The API consists of a sample app and an HTTP API used for assigning players cubes and allowing them to submit them to a social computing server. A sample app can be found here. It consists of a bare-bones web app that can be used as the nucleus of new game designs or alternative applications.
The HTTP API allows third parties to retrieve cubes and submit player neuron traces. One of the developers who helped write the API, William Silversmith, tells me, “In time, we hope to develop an ecosystem of various game designs, and we will integrate the solutions they submit into the neural consensus weighted with the appropriate level of confidence we will acquire from continuously measuring submissions as compared to others and compared to our QA process.”
Although EyeWire is continuously making revolutionary strides in the gamification of scientific research, it’s certainly not the only one doing it.

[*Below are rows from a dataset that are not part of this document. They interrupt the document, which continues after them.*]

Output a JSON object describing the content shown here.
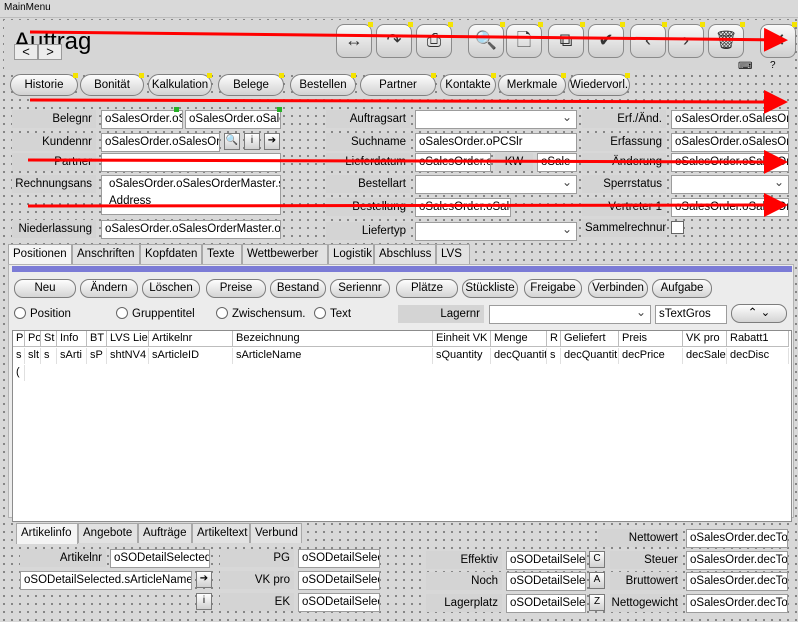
{
  "window": {
    "title": "MainMenu"
  },
  "form": {
    "title": "Auftrag"
  },
  "nav_mini": {
    "back": "<",
    "forward": ">"
  },
  "toolbar": {
    "buttons": [
      {
        "name": "resize-icon",
        "glyph": "↔"
      },
      {
        "name": "redo-icon",
        "glyph": "↷"
      },
      {
        "name": "print-icon",
        "glyph": "⎙"
      },
      {
        "name": "search-icon",
        "glyph": "🔍"
      },
      {
        "name": "new-document-icon",
        "glyph": "🗋"
      },
      {
        "name": "copy-icon",
        "glyph": "⧉"
      },
      {
        "name": "checkmark-icon",
        "glyph": "✔"
      },
      {
        "name": "chevron-left-icon",
        "glyph": "‹"
      },
      {
        "name": "chevron-right-icon",
        "glyph": "›"
      },
      {
        "name": "trash-icon",
        "glyph": "🗑"
      },
      {
        "name": "close-icon",
        "glyph": "✕"
      }
    ],
    "help": "?"
  },
  "top_tabs": [
    "Historie",
    "Bonität",
    "Kalkulation",
    "Belege",
    "Bestellen",
    "Partner",
    "Kontakte",
    "Merkmale",
    "Wiedervorl."
  ],
  "fields": {
    "belegnr": {
      "label": "Belegnr",
      "value1": "oSalesOrder.oS",
      "value2": "oSalesOrder.oSale"
    },
    "kundennr": {
      "label": "Kundennr",
      "value": "oSalesOrder.oSalesOrd"
    },
    "partner": {
      "label": "Partner",
      "value": ""
    },
    "rechnungsans": {
      "label": "Rechnungsans",
      "value1": "oSalesOrder.oSalesOrderMaster.sl",
      "value2": "Address"
    },
    "niederlassung": {
      "label": "Niederlassung",
      "value": "oSalesOrder.oSalesOrderMaster.oBi"
    },
    "auftragsart": {
      "label": "Auftragsart",
      "value": ""
    },
    "suchname": {
      "label": "Suchname",
      "value": "oSalesOrder.oPCSlr"
    },
    "lieferdatum": {
      "label": "Lieferdatum",
      "value": "oSalesOrder.o"
    },
    "kw": {
      "label": "KW",
      "value": "oSale"
    },
    "bestellart": {
      "label": "Bestellart",
      "value": ""
    },
    "bestellung": {
      "label": "Bestellung",
      "value": "oSalesOrder.oSale"
    },
    "liefertyp": {
      "label": "Liefertyp",
      "value": ""
    },
    "erf_aend": {
      "label": "Erf./Änd.",
      "value": "oSalesOrder.oSalesOrd"
    },
    "erfassung": {
      "label": "Erfassung",
      "value": "oSalesOrder.oSalesOrd"
    },
    "aenderung": {
      "label": "Änderung",
      "value": "oSalesOrder.oSalesOrd"
    },
    "sperrstatus": {
      "label": "Sperrstatus",
      "value": ""
    },
    "vertreter1": {
      "label": "Vertreter 1",
      "value": "oSalesOrder.oSalesOrd"
    },
    "sammelrechnung": {
      "label": "Sammelrechnun"
    }
  },
  "mid_tabs": [
    "Positionen",
    "Anschriften",
    "Kopfdaten",
    "Texte",
    "Wettbewerber",
    "Logistik",
    "Abschluss",
    "LVS"
  ],
  "actions": [
    "Neu",
    "Ändern",
    "Löschen",
    "Preise",
    "Bestand",
    "Seriennr",
    "Plätze",
    "Stückliste",
    "Freigabe",
    "Verbinden",
    "Aufgabe"
  ],
  "radios": [
    "Position",
    "Gruppentitel",
    "Zwischensum.",
    "Text"
  ],
  "lagernr": {
    "label": "Lagernr",
    "value": "",
    "text": "sTextGros"
  },
  "grid": {
    "columns": [
      "P",
      "Po",
      "St",
      "Info",
      "BT",
      "LVS Lie",
      "Artikelnr",
      "Bezeichnung",
      "Einheit VK",
      "Menge",
      "R",
      "Geliefert",
      "Preis",
      "VK pro",
      "Rabatt1"
    ],
    "row1": [
      "s",
      "slt",
      "s",
      "sArti",
      "sP",
      "shtNV4",
      "sArticleID",
      "sArticleName",
      "sQuantity",
      "decQuantit",
      "s",
      "decQuantit",
      "decPrice",
      "decSale",
      "decDisc"
    ],
    "row2_first": "("
  },
  "bottom_tabs": [
    "Artikelinfo",
    "Angebote",
    "Aufträge",
    "Artikeltext",
    "Verbund"
  ],
  "bottom": {
    "artikelnr": {
      "label": "Artikelnr",
      "value": "oSODetailSelected.s"
    },
    "articlename": "oSODetailSelected.sArticleName",
    "pg": {
      "label": "PG",
      "value": "oSODetailSelec"
    },
    "vkpro": {
      "label": "VK pro",
      "value": "oSODetailSelec"
    },
    "ek": {
      "label": "EK",
      "value": "oSODetailSelec"
    },
    "effektiv": {
      "label": "Effektiv",
      "value": "oSODetailSelec",
      "btn": "C"
    },
    "noch": {
      "label": "Noch",
      "value": "oSODetailSelec",
      "btn": "A"
    },
    "lagerplatz": {
      "label": "Lagerplatz",
      "value": "oSODetailSelec",
      "btn": "Z"
    },
    "nettowert": {
      "label": "Nettowert",
      "value": "oSalesOrder.decTot"
    },
    "steuer": {
      "label": "Steuer",
      "value": "oSalesOrder.decTot"
    },
    "bruttowert": {
      "label": "Bruttowert",
      "value": "oSalesOrder.decTot"
    },
    "nettogewicht": {
      "label": "Nettogewicht",
      "value": "oSalesOrder.decTot"
    }
  }
}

Foldit, a research project out of the University of Washington Center for Game Science in collaboration with the UW Department of Biochemistry, is a 3D puzzle game that challenges users to fold proteins into the best possible molecular structure. Players are judged on criteria, including size and whether hydrophobic chains are surrounded by as many atoms as possible. The game was launched in 2008 and has been played by approximately 400,000 people.
In Planet Four, players are assigned the task of identifying and measuring features on the surface of the southern polar region of Mars. If space exploration isn’t your thing, TomNod brings it closer to home. Instead of scouring the surface of Mars, TomNod users crowdsource observations about the Earth’s surface. When Malaysia Airlines flight 370 went missing, TomNod directed its users to help search for the missing aircraft. In fact, the site couldn’t keep up with the traffic due to an influx of users looking to help.
“Through games, though building better computer vision AI and thus automating big neurodata analysis – our collective, collaborative, even gamified competitive brainpower will be the key to figuring [complex problems] out,” Robinson concludes.